Они приближаются, проползают между частицами пыли и паутиной. Я прыгаю на ступеньку и по лестнице бегу наверх, в покинутый людьми дом. Кругом лежат мертвые крысы, а изголодавшиеся вши таятся в щелях полов, в складках штор и занавесок, в опилках и вате, в подушках и коврах. Крысы, которые пока ещё живы, не замечают меня, занятые борьбой с пожирающими их живьем насекомыми.
Я перехожу из дома в дом, из подвала в подвал, залезаю на чердаки, заглядываю в кладовки и гаражи.
Встречаю крыс, покрытых вшами от кончика хвоста до усов, – крыс измученных, отчаявшихся, которые даже уже и не стряхивают кровососов, влезающих им в глаза и уши, затыкающих ноздри, так что становится невозможно дышать. Израненная самка умирает рядом со своими малышами, с которых вши полностью объели нежную, безволосую шкурку.
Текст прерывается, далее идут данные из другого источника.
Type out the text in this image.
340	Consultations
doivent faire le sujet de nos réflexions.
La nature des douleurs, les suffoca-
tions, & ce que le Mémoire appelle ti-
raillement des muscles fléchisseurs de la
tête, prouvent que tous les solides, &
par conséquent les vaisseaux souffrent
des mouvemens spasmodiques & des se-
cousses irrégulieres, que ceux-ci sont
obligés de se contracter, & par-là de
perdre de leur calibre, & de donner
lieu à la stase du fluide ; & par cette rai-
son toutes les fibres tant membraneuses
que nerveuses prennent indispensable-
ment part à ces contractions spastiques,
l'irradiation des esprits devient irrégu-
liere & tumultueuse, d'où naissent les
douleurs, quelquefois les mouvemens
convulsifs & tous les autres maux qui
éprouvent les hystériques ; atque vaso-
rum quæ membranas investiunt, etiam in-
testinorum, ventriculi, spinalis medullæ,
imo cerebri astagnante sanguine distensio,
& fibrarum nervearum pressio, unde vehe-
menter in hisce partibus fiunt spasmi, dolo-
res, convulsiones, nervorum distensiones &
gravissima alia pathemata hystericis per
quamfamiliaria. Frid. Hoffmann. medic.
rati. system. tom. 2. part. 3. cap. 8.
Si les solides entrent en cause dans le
Я тащусь дальше, чешусь и трусь боками о мебель и кирпичи. Это не помогает, это не может помочь, потому что на меня бросаются все новые и новые насекомые. От укусов кожа болит, чешется, зудит, горит… Они режут, рвут, кусают, душат меня.
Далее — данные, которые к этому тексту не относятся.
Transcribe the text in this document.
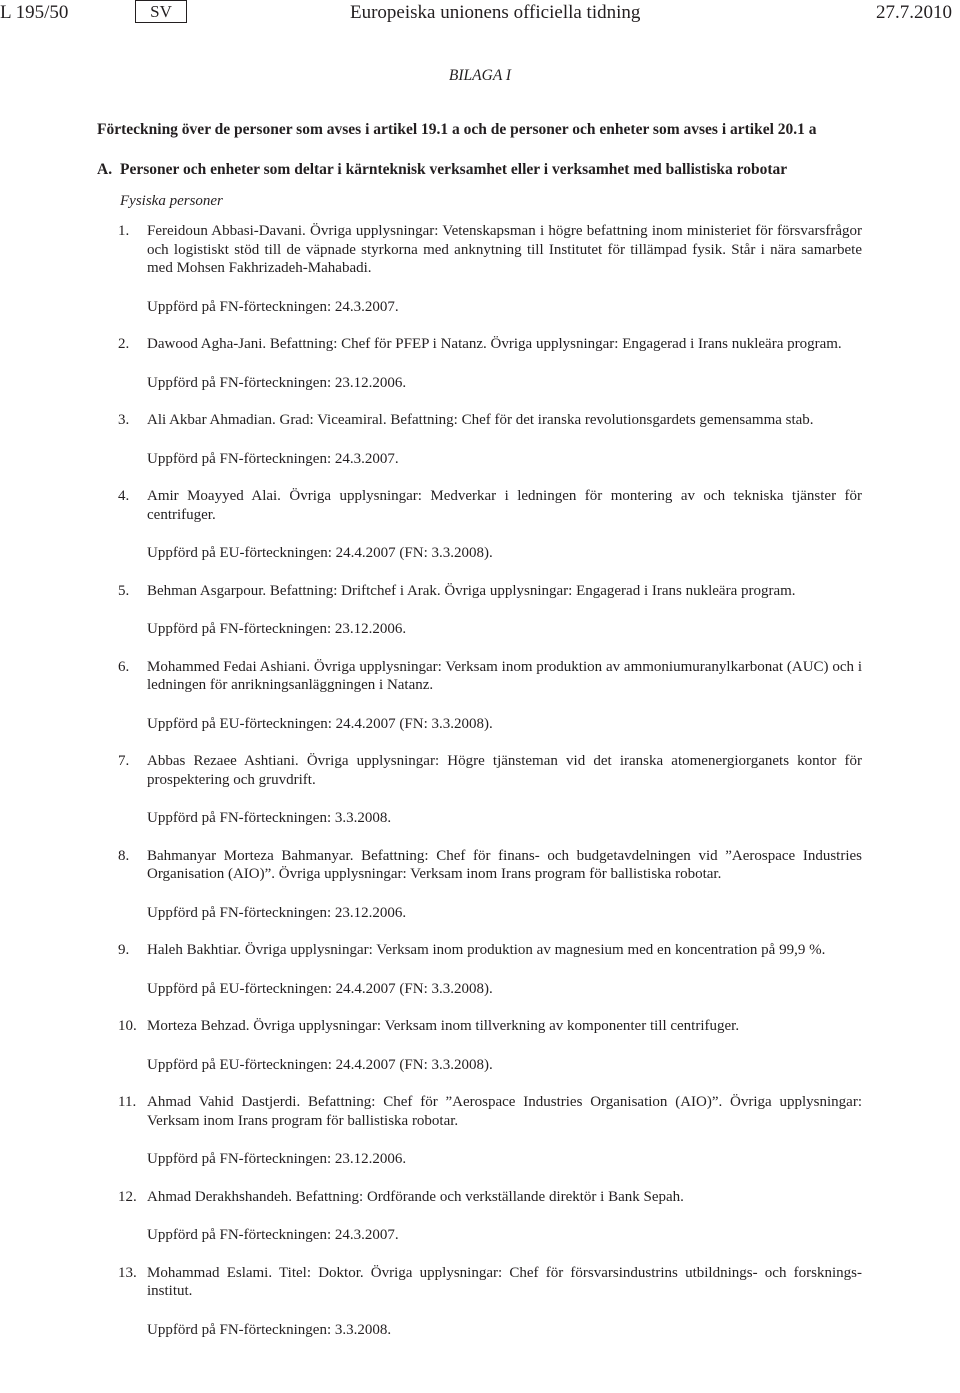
L 195/50	SV	Europeiska unionens officiella tidning	27.7.2010
BILAGA I
Förteckning över de personer som avses i artikel 19.1 a och de personer och enheter som avses i artikel 20.1 a
A. Personer och enheter som deltar i kärnteknisk verksamhet eller i verksamhet med ballistiska robotar
Fysiska personer
1.	Fereidoun Abbasi-Davani. Övriga upplysningar: Vetenskapsman i högre befattning inom ministeriet för försvarsfrågor och logistiskt stöd till de väpnade styrkorna med anknytning till Institutet för tillämpad fysik. Står i nära samarbete med Mohsen Fakhrizadeh-Mahabadi.
Uppförd på FN-förteckningen: 24.3.2007.
2.	Dawood Agha-Jani. Befattning: Chef för PFEP i Natanz. Övriga upplysningar: Engagerad i Irans nukleära program.
Uppförd på FN-förteckningen: 23.12.2006.
3.	Ali Akbar Ahmadian. Grad: Viceamiral. Befattning: Chef för det iranska revolutionsgardets gemensamma stab.
Uppförd på FN-förteckningen: 24.3.2007.
4.	Amir Moayyed Alai. Övriga upplysningar: Medverkar i ledningen för montering av och tekniska tjänster för centrifuger.
Uppförd på EU-förteckningen: 24.4.2007 (FN: 3.3.2008).
5.	Behman Asgarpour. Befattning: Driftchef i Arak. Övriga upplysningar: Engagerad i Irans nukleära program.
Uppförd på FN-förteckningen: 23.12.2006.
6.	Mohammed Fedai Ashiani. Övriga upplysningar: Verksam inom produktion av ammoniumuranylkarbonat (AUC) och i ledningen för anrikningsanläggningen i Natanz.
Uppförd på EU-förteckningen: 24.4.2007 (FN: 3.3.2008).
7.	Abbas Rezaee Ashtiani. Övriga upplysningar: Högre tjänsteman vid det iranska atomenergiorganets kontor för prospektering och gruvdrift.
Uppförd på FN-förteckningen: 3.3.2008.
8.	Bahmanyar Morteza Bahmanyar. Befattning: Chef för finans- och budgetavdelningen vid ”Aerospace Industries Organisation (AIO)”. Övriga upplysningar: Verksam inom Irans program för ballistiska robotar.
Uppförd på FN-förteckningen: 23.12.2006.
9.	Haleh Bakhtiar. Övriga upplysningar: Verksam inom produktion av magnesium med en koncentration på 99,9 %.
Uppförd på EU-förteckningen: 24.4.2007 (FN: 3.3.2008).
10. Morteza Behzad. Övriga upplysningar: Verksam inom tillverkning av komponenter till centrifuger.
Uppförd på EU-förteckningen: 24.4.2007 (FN: 3.3.2008).
11. Ahmad Vahid Dastjerdi. Befattning: Chef för ”Aerospace Industries Organisation (AIO)”. Övriga upplysningar: Verksam inom Irans program för ballistiska robotar.
Uppförd på FN-förteckningen: 23.12.2006.
12. Ahmad Derakhshandeh. Befattning: Ordförande och verkställande direktör i Bank Sepah.
Uppförd på FN-förteckningen: 24.3.2007.
13. Mohammad Eslami. Titel: Doktor. Övriga upplysningar: Chef för försvarsindustrins utbildnings- och forskningsinstitut.
Uppförd på FN-förteckningen: 3.3.2008.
Не успеваешь почесать брюхо, как они уже на шее, на ногах, на хвосте, на загривке и на спине. Они передвигаются вдоль позвоночника, словно знают, что там их зубами не достанешь, что там с ними ничего невозможно сделать.
До сих пор страх был другим… Я знал, что такое бояться человека, кошку, куницу, ласку, сову. Я спасался бегством, уверенный, что можно убежать. А теперь противник обосновался прямо на мне, овладел мною, стал частью моего тела, перемещается вместе со мной, а я не могу избавиться от него.
Тени заслоняют глаза. Я протираю мордочку лапками, очищаю вибриссы. Надолго ли у меня хватит сил сопротивляться? Когда наступит момент полного отчаяния?